Tribes Unite Against Private Gambling in Grants Pass

A group of Oregon’s Tribal leaders, including Cow Creek Board of Directors Chairman Dan Courtney, are united in their opposition to a proposed private gambling project in Grants Pass.

The project, the Flying Lark, is already under construction in Grants Pass, with a planned horse racing track and a proposed facility with 225 “historic horse race” betting machines. The Flying Lark is a project launched by Grants Pass native and Dutch Bros’ co-founder Travis Boersma.
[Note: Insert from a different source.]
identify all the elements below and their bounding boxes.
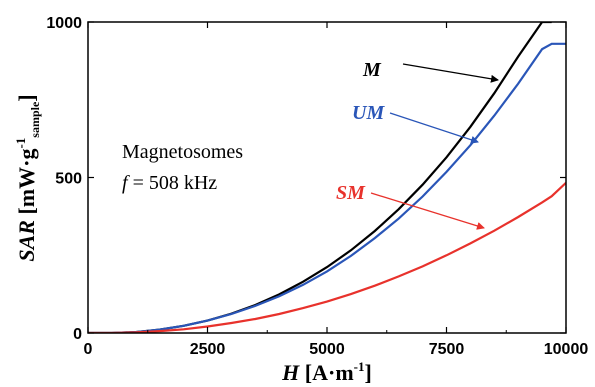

Courtney, along with Confederated Tribes of Grande Ronde Chairwoman Cheryle Kennedy, Confederated Tribes of Coos, Lower Umpqua and Siuslaw Indians Chairwoman Debbie Bossley, and Klamath Chairman Don Gentry, co-authored an opinion column in Wednesday’s Oregonian newspaper arguing that an approval of the project amounts to private gambling, fundamentally causing harm to the Oregon economy and many communities across the State of Oregon.  The co-authors contend that the gaming on-site at Flying Lark will ultimately hurt Oregon’s Tribal communities, as well as the Oregon Lottery, by causing a decline in Tribal revenue that provides for community healthcare, childcare, social services, housing and education. Money generated by the Oregon Lottery also goes toward public schools, essential services for Oregon’s military veterans, and maintaining state parks.

Courtney and the co-authors also write that they aligned to commission a study of the economic impact of a private gambling establishment, and that the bottom line amounts to a loss of $20 million for Oregon Tribes and the state lottery during the first year. According to a publication by the Grande Ronde Tribe, that same study warns those losses could extend to into the hundreds of millions of dollars if additional private gaming race tracks and facilities are approved in other Oregon communities.

The co-authors point out there has been no public input sought to help make a decision. They are requesting the state delay considering the project until ample studies and opinions are considered from all involved parties.

The Oregon Racing Commission plans to meet Thursday (10/21) to discuss these plans.